What Are My Estate Planning Documents?


Estate Planning at the Rutherford Law Center is so much more than a will.  It is personalized attention to each client, and detailed answers to every question.  Our assistance doesn’t just end when you sign your documents.  We continue to be available to answer questions and provide telephone guidance for common situations. 

Your estate planning documents are meant to be used.  That is why we put them in a binder with extensive information, FAQs, guidance, brochures, and easy to find tabs to help your family get to the document they need quickly and without stress when its necessary.  Our estate planning is focused on you and your family in times of stress.

Every estate plan at the Rutherford Law Center includes the following for each person:

  • Personalized attention and meetings to ensure your wishes are followed
  • Will (including a contingent trust if you have children)
  • Memorandum of Disposition of Property
  • Living Will
  • Medical Power of Attorney
  • Financial Power of Attorney
  • Medical Directives
  • Disposition of My Remains Directives
  • Information for My Family (easy resource about who to contact, what bills to pay, etc)
  • Guardianship Designation (if you have minor children)
  • Temporary Guardianship Designation (if you have minor children)
  • Extensive FAQs and instructions for how to handle the most common situations.
  • Brochures about the rules of powers of attorney and personal representatives.
  • Ongoing telephone support from the attorneys at the Rutherford Law Center for questions about the documents.
  • Online storage of a copy of all of your documents in case you misplace yours.

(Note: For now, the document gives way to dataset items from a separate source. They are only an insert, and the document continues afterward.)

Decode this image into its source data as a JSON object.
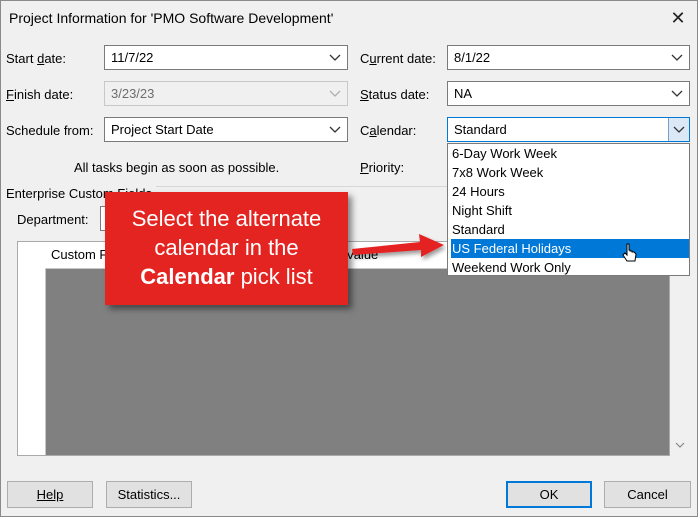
{
  "window": {
    "title": "Project Information for 'PMO Software Development'",
    "close_glyph": "✕"
  },
  "fields": {
    "start_date": {
      "label_pre": "Start ",
      "label_u": "d",
      "label_post": "ate:",
      "value": "11/7/22"
    },
    "finish_date": {
      "label_pre": "",
      "label_u": "F",
      "label_post": "inish date:",
      "value": "3/23/23"
    },
    "schedule_from": {
      "label": "Schedule from:",
      "value": "Project Start Date"
    },
    "schedule_note": "All tasks begin as soon as possible.",
    "current_date": {
      "label_pre": "C",
      "label_u": "u",
      "label_post": "rrent date:",
      "value": "8/1/22"
    },
    "status_date": {
      "label_pre": "",
      "label_u": "S",
      "label_post": "tatus date:",
      "value": "NA"
    },
    "calendar": {
      "label_pre": "C",
      "label_u": "a",
      "label_post": "lendar:",
      "value": "Standard"
    },
    "priority": {
      "label_pre": "",
      "label_u": "P",
      "label_post": "riority:"
    }
  },
  "calendar_options": [
    {
      "label": "6-Day Work Week",
      "selected": false
    },
    {
      "label": "7x8 Work Week",
      "selected": false
    },
    {
      "label": "24 Hours",
      "selected": false
    },
    {
      "label": "Night Shift",
      "selected": false
    },
    {
      "label": "Standard",
      "selected": false
    },
    {
      "label": "US Federal Holidays",
      "selected": true
    },
    {
      "label": "Weekend Work Only",
      "selected": false
    }
  ],
  "enterprise": {
    "section_label": "Enterprise Custom Fields",
    "department_label": "Department:",
    "grid_headers": [
      "Custom F",
      "Value"
    ]
  },
  "buttons": {
    "help": "Help",
    "statistics": "Statistics...",
    "ok": "OK",
    "cancel": "Cancel"
  },
  "callout": {
    "line1": "Select the alternate",
    "line2": "calendar in the",
    "line3_bold": "Calendar",
    "line3_rest": " pick list"
  },
  "colors": {
    "accent": "#0078d7",
    "callout": "#e42421",
    "arrow": "#e42421"
  }
}
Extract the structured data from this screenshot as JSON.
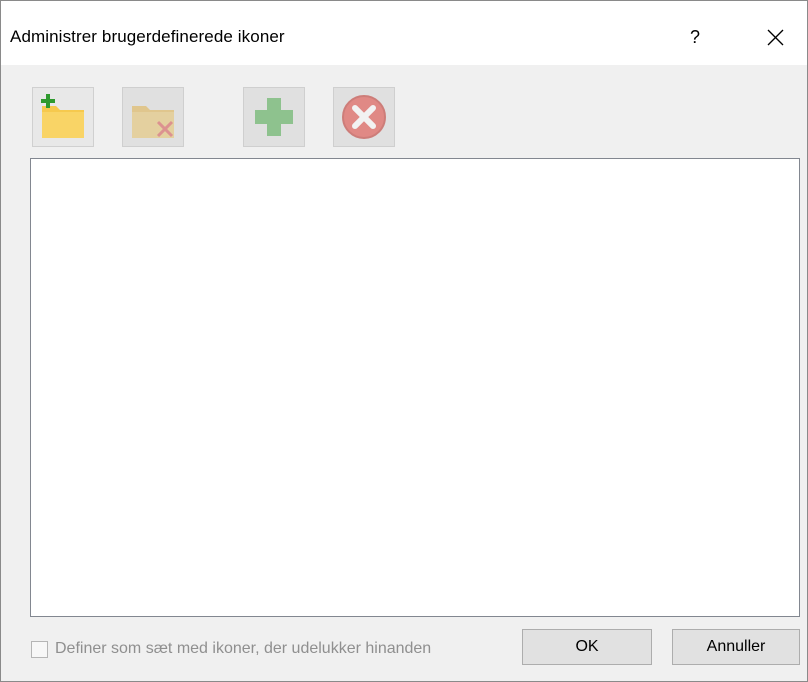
{
  "window": {
    "title": "Administrer brugerdefinerede ikoner",
    "help_label": "?",
    "close_icon": "close-icon"
  },
  "toolbar": {
    "buttons": [
      {
        "name": "new-folder",
        "icon": "folder-add-icon",
        "enabled": true
      },
      {
        "name": "delete-folder",
        "icon": "folder-delete-icon",
        "enabled": false
      },
      {
        "name": "add-icon",
        "icon": "plus-icon",
        "enabled": false
      },
      {
        "name": "remove-icon",
        "icon": "remove-circle-icon",
        "enabled": false
      }
    ]
  },
  "icon_list": {
    "items": []
  },
  "footer": {
    "mutually_exclusive_label": "Definer som sæt med ikoner, der udelukker hinanden",
    "mutually_exclusive_checked": false,
    "mutually_exclusive_enabled": false,
    "ok_label": "OK",
    "cancel_label": "Annuller"
  },
  "colors": {
    "folder": "#f6c94e",
    "plus_green": "#2e9a2e",
    "delete_red": "#d9534f"
  }
}
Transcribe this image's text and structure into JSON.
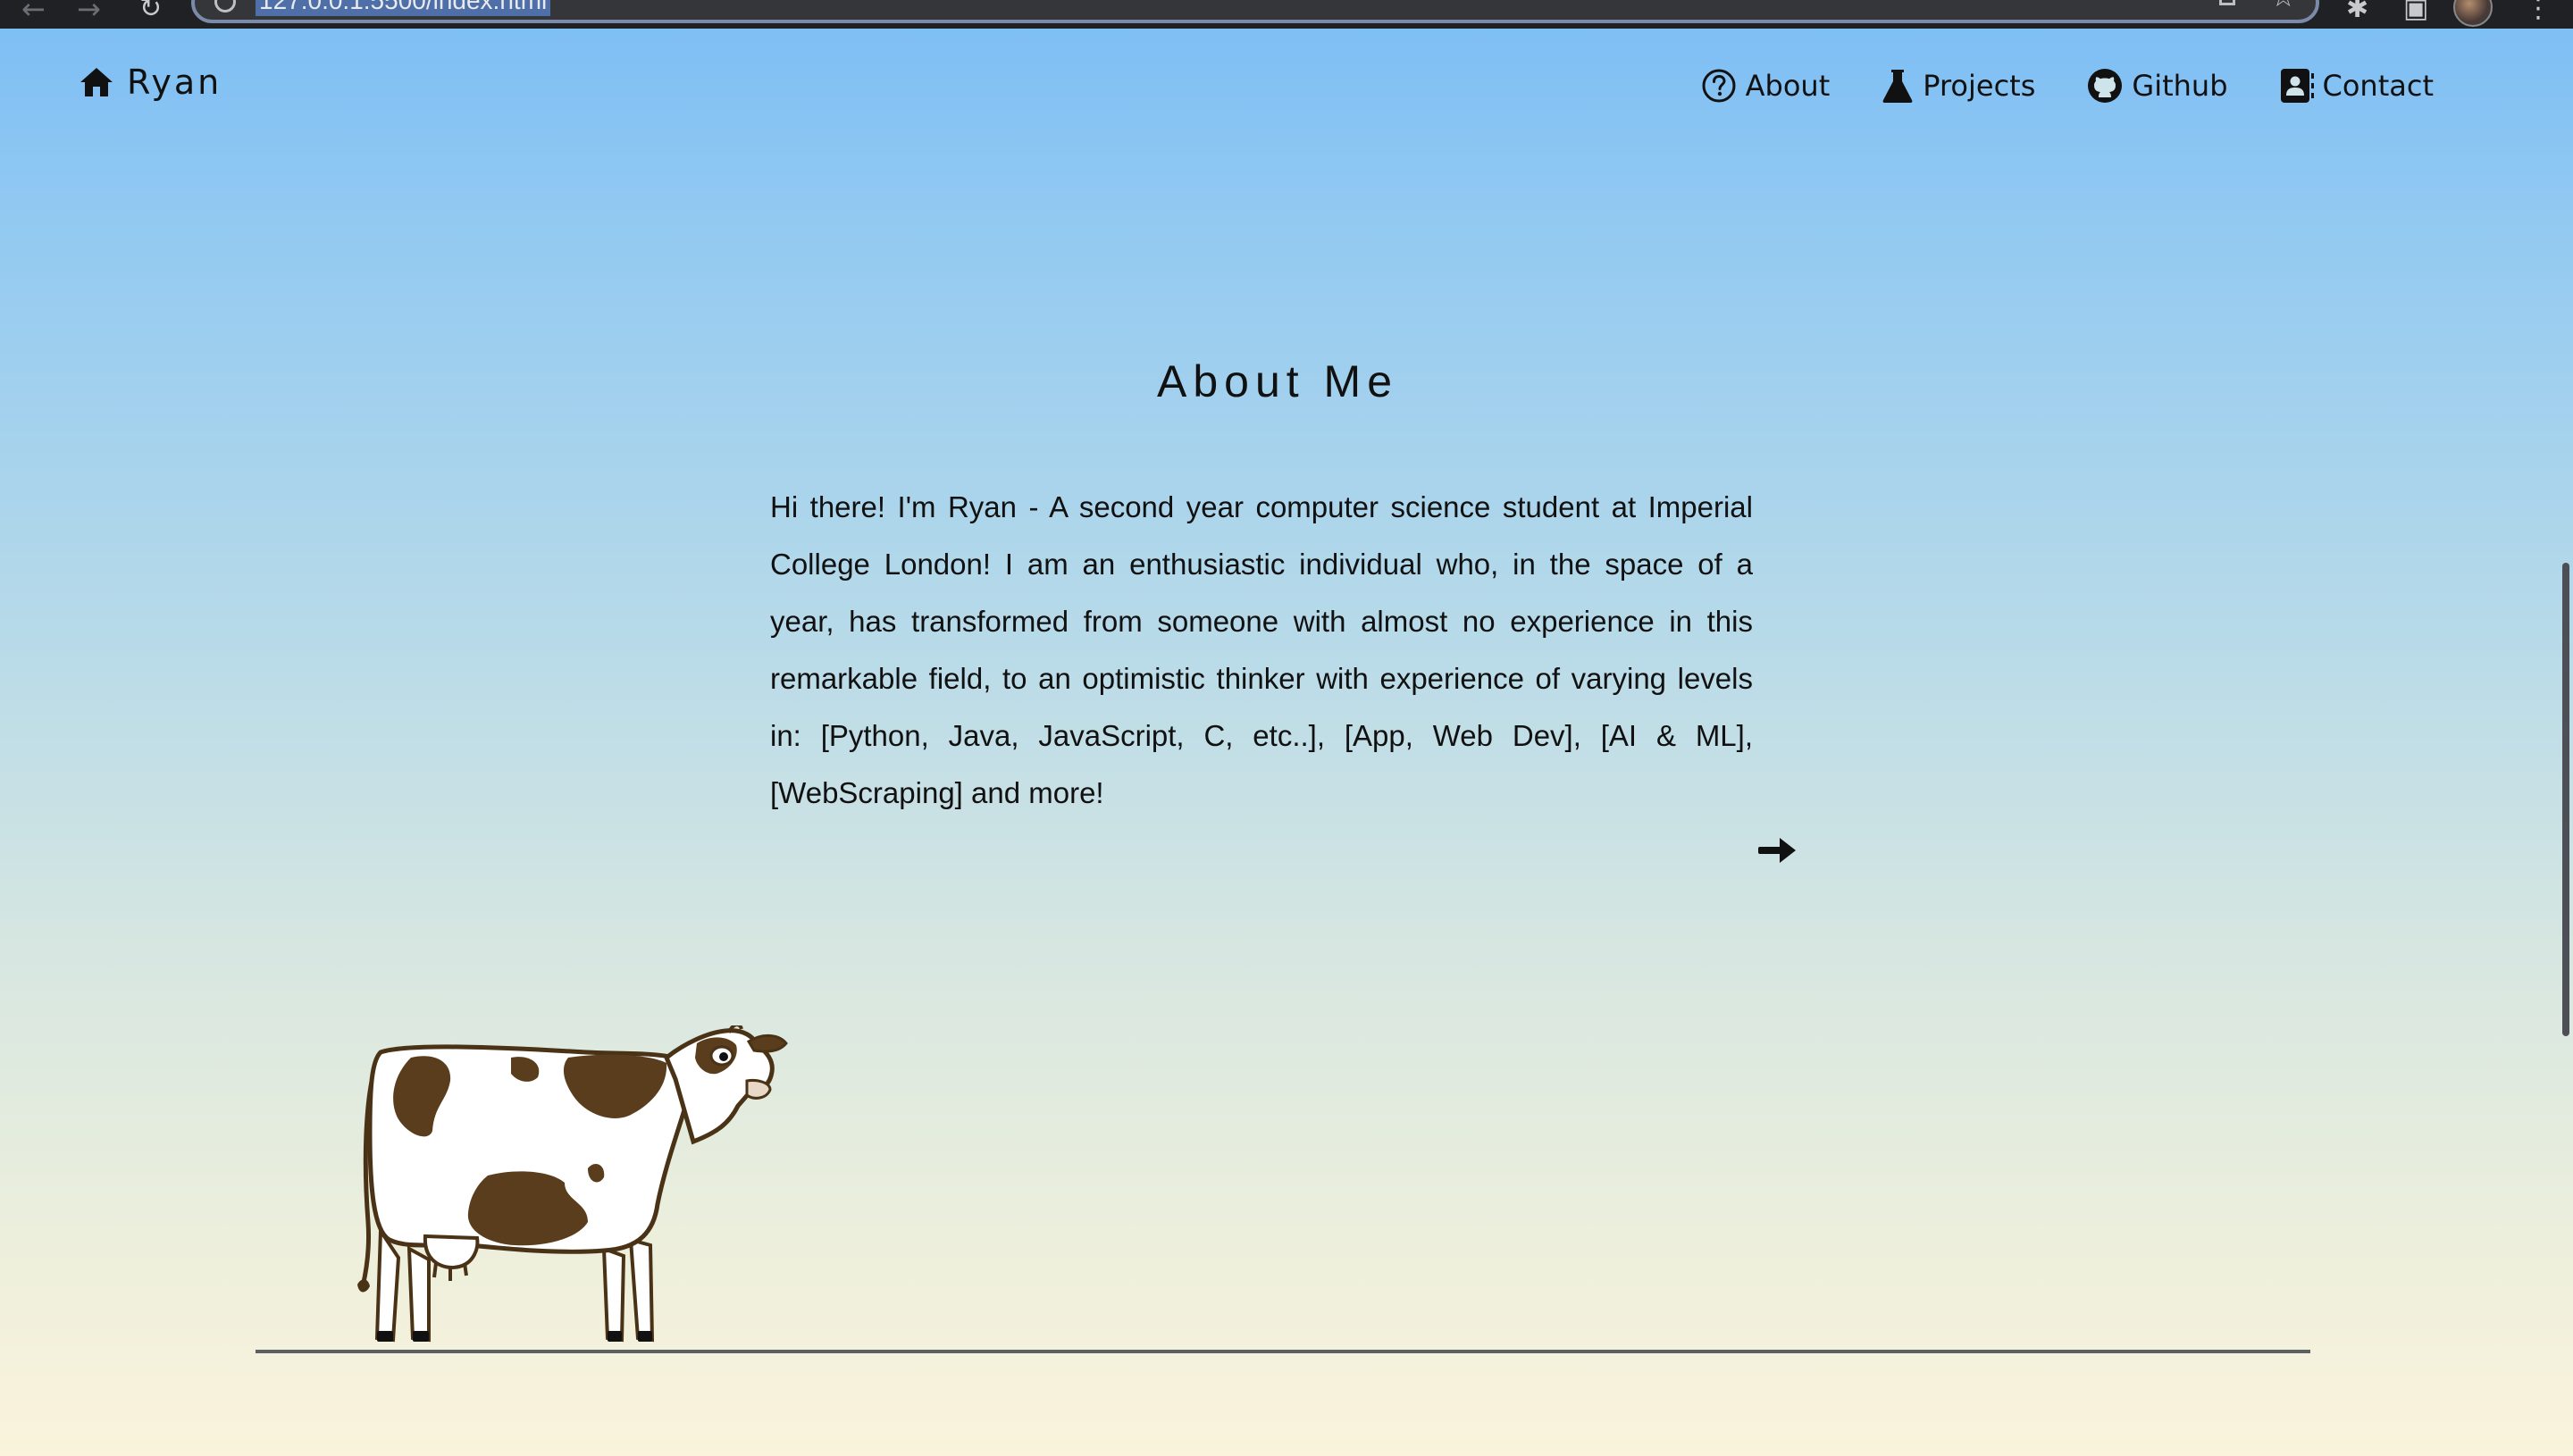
{
  "browser": {
    "url": "127.0.0.1:5500/index.html",
    "back_icon": "arrow-left",
    "forward_icon": "arrow-right",
    "reload_icon": "reload",
    "star_icon": "star",
    "menu_icon": "vertical-dots"
  },
  "nav": {
    "brand": {
      "label": "Ryan",
      "icon": "home-icon"
    },
    "links": [
      {
        "label": "About",
        "icon": "question-circle-icon"
      },
      {
        "label": "Projects",
        "icon": "flask-icon"
      },
      {
        "label": "Github",
        "icon": "github-icon"
      },
      {
        "label": "Contact",
        "icon": "contact-card-icon"
      }
    ]
  },
  "about": {
    "title": "About Me",
    "body": "Hi there! I'm Ryan - A second year computer science student at Imperial College London! I am an enthusiastic individual who, in the space of a year, has transformed from someone with almost no experience in this remarkable field, to an optimistic thinker with experience of varying levels in: [Python, Java, JavaScript, C, etc..], [App, Web Dev], [AI & ML], [WebScraping] and more!",
    "next_icon": "arrow-right-icon"
  },
  "colors": {
    "gradient_top": "#7bbdf5",
    "gradient_bottom": "#fbf3dc",
    "cow_spots": "#5a3d1c",
    "text": "#111111"
  }
}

Call us at 303-431-0415 to get your no-cost, no-obligation phone conference with an attorney and intake forms to complete.

That’s a nice list and all, but what does it MEAN?  Below is a description of each document and why you need it.

Will. This document directs what will happen with your property upon your death. It determines who will receive which property, and which person will administer your estate. A will also includes guardianship designations for minor children if both parents die. Keep the original will somewhere safe but accessible and known, as we must file the original with the Court upon your death.

Contingent Trust: If you have children under 30, we need to protect them from themselves if they were to inherit a lot of money.  But there is no reason to go through the cost and time and accounting to have a full trust if you don’t know if its needed.  A contingent trust sets down the rules of what will happen if you both pass away and your money needs to be held in trust for your children.

Living Will. This document says what will happen to you at the end of your life ONLY IF (1) two doctors have certified in writing that you are in a terminal condition or (2) you are in a persistent vegetative state. This document states what and when medical interventions will continue or will be discontinued.

Medical Power of Attorney. This designates the person who will make medical decisions for you while you are alive, but incapable of making decisions for yourself. For example: if you are unconscious or if you have a condition that affects your ability to make decisions, your power of attorney will make decisions for you. However, if your mind is working and you are able to make your own decisions, they can’t override your decisions for yourself.

Financial Power of Attorney. This person can take actions on your financial accounts NOW (unless we have put something else in your document—rare). However, they are bound by the laws of acting in your best interests. They cannot use their estate for their own benefit (unless they are a spouse or you so directed). They can use this document to help you with checking, investments, taxes, or other financial issues.

Medical Directives. This document is intended to give your loved ones information about what you would choose if you could choose for yourself in various scenarios. This document is not enforceable in court, but is a guide for your family to make decisions for you.

Dementia Directives: It is estimated that over 50% of people will develop dementia in their lives. This document helps you family know what choices you want made at each stage of the dementia process if this happens to you.

Information for My Family: These documents are intended to help your family or friends know right where to go and what to do to help take care of you and your finances if you are incapacitated or die. It includes contact information for professionals, accounts, bills, family, and other information they need to know.

Digital Estate Planning: If you choose to fill this section out it will provide your family with knowledge of your passwords for accounts and technology.

Pay on Death/Beneficiary Review and Financial Snapshot: We will help you review the beneficiaries or POD (pay on death) information for your accounts to ensure that it is serving your long term plan and goals. We recommend that you also include the most recent statement of all of your financial accounts in your binder.

Memorandum of Disposition of Remains: Your family wants to honor your last requests, and this document tells them what they should do with your remains.

Parent or Guardian Delegation of Powers (if applicable). If you have a minor child, these documents direct who will make decisions and care for the children if you and the other parent are incapacitated or have died.

Contingent Trust (if applicable). This is a trust contained in your will that states that money will be put into a trust for the benefit of your children or grandchildren if your spouse dies before you do. It is not a real trust unless something happens to both you and your spouse.